More children become victims of human trafficking, UN reports

DAILY SABAH WITH AFP
Istanbul
Published 08.01.2019 01:51
Updated 08.01.2019 08:00
A Rohingya refugee girl poses in Cox’s Bazar, Sept. 28, 2017.
A Rohingya refugee girl poses in Cox’s Bazar, Sept. 28, 2017.

As the number of human trafficking victims is on the rise globally, children account for 30 percent of all detected victims, with far more girls detected than boys, according to a U.N. report

Amid a recent trend toward more people trafficking convictions in many African and Middle Eastern countries in 2018, children represent 30 percent of detected trafficking victims, according to the latest Global Report on Trafficking in Persons launched yesterday in Vienna.

The U.N. Office on Drugs and Crime (UNODC) said the overwhelming number of detected victims of trafficking globally is women, with a further 23 percent being girls and the report warns that their share of the total is increasing.

"Child soldiers, forced labor, sexual slavery, human trafficking has taken on horrific dimensions as armed groups and terrorists use it to spread fear and gain victims to offer as incentives to recruit new fighters," said UNODC Executive Director Yury Fedotov at a special event of the Commission on Crime Prevention and Criminal Justice (CCPCJ) with Austrian Foreign Minister Karin Kneissl.

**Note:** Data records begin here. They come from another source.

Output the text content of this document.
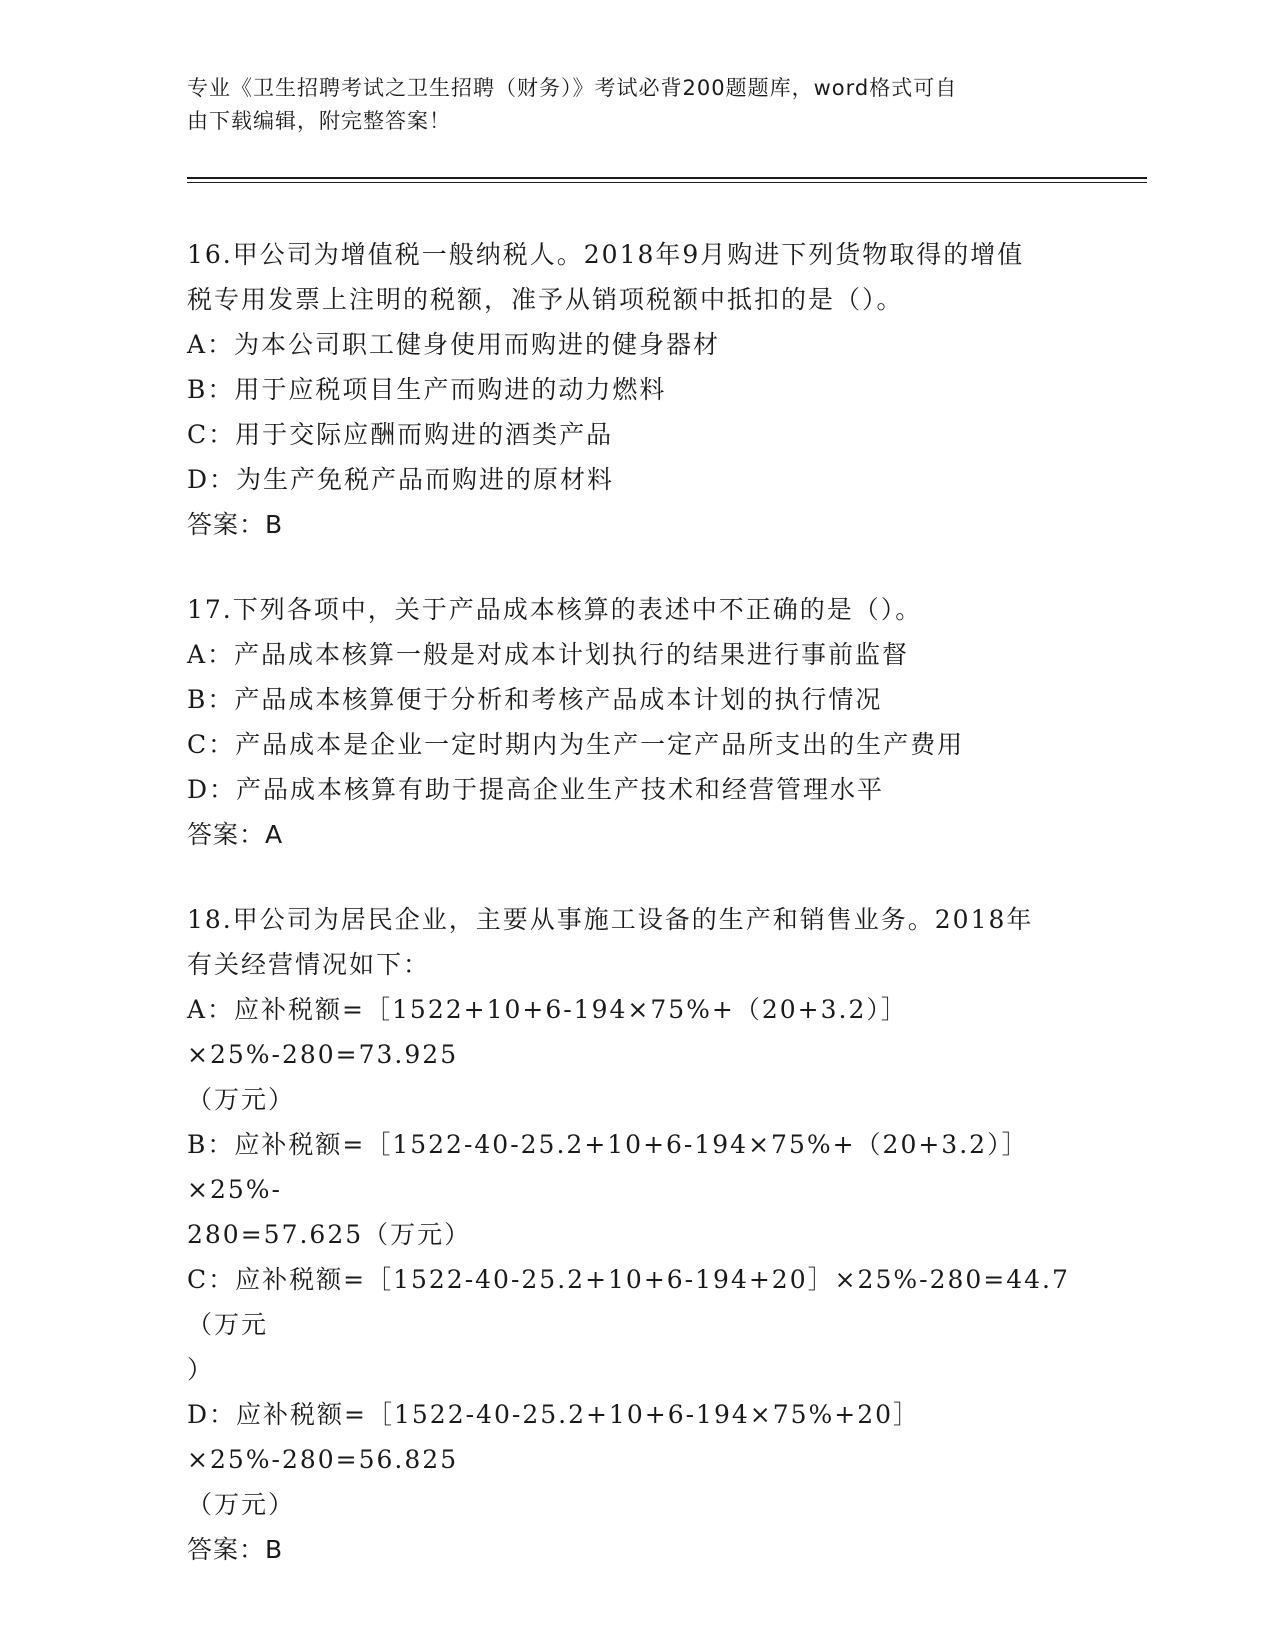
专业《卫生招聘考试之卫生招聘（财务）》考试必背200题题库，word格式可自
由下载编辑，附完整答案！
16.甲公司为增值税一般纳税人。2018年9月购进下列货物取得的增值
税专用发票上注明的税额，准予从销项税额中抵扣的是（）。
A：为本公司职工健身使用而购进的健身器材
B：用于应税项目生产而购进的动力燃料
C：用于交际应酬而购进的酒类产品
D：为生产免税产品而购进的原材料
答案：B
17.下列各项中，关于产品成本核算的表述中不正确的是（）。
A：产品成本核算一般是对成本计划执行的结果进行事前监督
B：产品成本核算便于分析和考核产品成本计划的执行情况
C：产品成本是企业一定时期内为生产一定产品所支出的生产费用
D：产品成本核算有助于提高企业生产技术和经营管理水平
答案：A
18.甲公司为居民企业，主要从事施工设备的生产和销售业务。2018年
有关经营情况如下：
A：应补税额=［1522+10+6-194×75%+（20+3.2）］×25%-280=73.925
（万元）
B：应补税额=［1522-40-25.2+10+6-194×75%+（20+3.2）］×25%-
280=57.625（万元）
C：应补税额=［1522-40-25.2+10+6-194+20］×25%-280=44.7（万元
）
D：应补税额=［1522-40-25.2+10+6-194×75%+20］×25%-280=56.825
（万元）
答案：B
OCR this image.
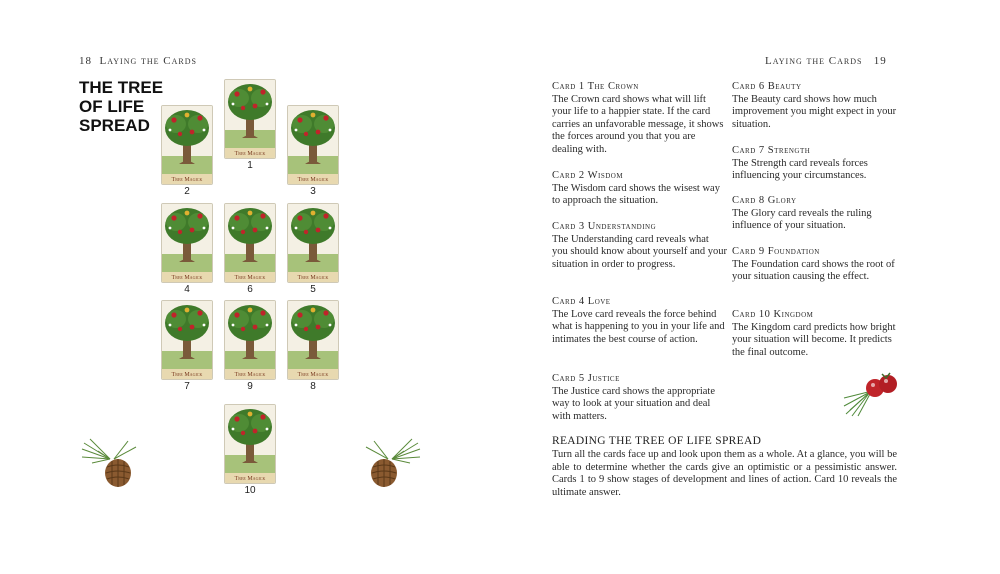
18 Laying the Cards
THE TREE
OF LIFE
SPREAD
Tree Magick
1
Tree Magick
2
Tree Magick
3
Tree Magick
4
Tree Magick
6
Tree Magick
5
Tree Magick
7
Tree Magick
9
Tree Magick
8
Tree Magick
10
Laying the Cards 19
Card 1 The Crown
The Crown card shows what will lift your life to a happier state. If the card carries an unfavorable message, it shows the forces around you that you are dealing with.
Card 2 Wisdom
The Wisdom card shows the wisest way to approach the situation.
Card 3 Understanding
The Understanding card reveals what you should know about yourself and your situation in order to progress.
Card 4 Love
The Love card reveals the force behind what is happening to you in your life and intimates the best course of action.
Card 5 Justice
The Justice card shows the appropriate way to look at your situation and deal with matters.
Card 6 Beauty
The Beauty card shows how much improvement you might expect in your situation.
Card 7 Strength
The Strength card reveals forces influencing your circumstances.
Card 8 Glory
The Glory card reveals the ruling influence of your situation.
Card 9 Foundation
The Foundation card shows the root of your situation causing the effect.
Card 10 Kingdom
The Kingdom card predicts how bright your situation will become. It predicts the final outcome.
READING THE TREE OF LIFE SPREAD
Turn all the cards face up and look upon them as a whole. At a glance, you will be able to determine whether the cards give an optimistic or a pessimistic answer. Cards 1 to 9 show stages of development and lines of action. Card 10 reveals the ultimate answer.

"This report shows that we need to step up technical assistance and strengthen cooperation to support all countries to protect victims and bring criminals to justice and achieve the Sustainable Development Goals," he added.

Forcibly displaced people from Syria, Iraq, Afghanistan and Myanmar have been targeted by traffickers, as have migrants and refugees traveling through conflict areas such as Libya or parts of sub-Saharan Africa. Trafficking for the purpose of sexual exploitation was by far the most common form found in the data compiled by the report, accounting for 59 percent of victims detected in 2016.

The UNODC underlined the role of groups involved in various armed conflicts in using human trafficking "to finance activities or increase their workforce," as well as for sexual slavery. It highlighted the case of the thousands of girls and women from the Yazidi minority enslaved by the Daesh terrorist group in Iraq. One of them, Nadia Murad, was a winner of the Nobel Peace Prize last year in recognition of her activism on behalf of other victims.

After sexual exploitation, the next most common reason for trafficking was forced labor, accounting for a third of victims covered by the data and especially prevalent in sub-Saharan Africa and the Middle East. A number of other patterns are also mentioned, such as trafficking for forced marriage, more commonly detected in southeast Asia.

The total number of victims reported to the UNODC in 2016 stood at just under 25,000, an increase of more than 10,000 since 2011, with increases "more pronounced in the Americas and in Asia."

However, the report cautions that the increase may be down to more efficient identification of victims, rather than an increase in the numbers of people being trafficked. While Europe and the Middle East attract many victims from other parts of the world, the authors found that the majority of victims are detected in their countries of citizenship.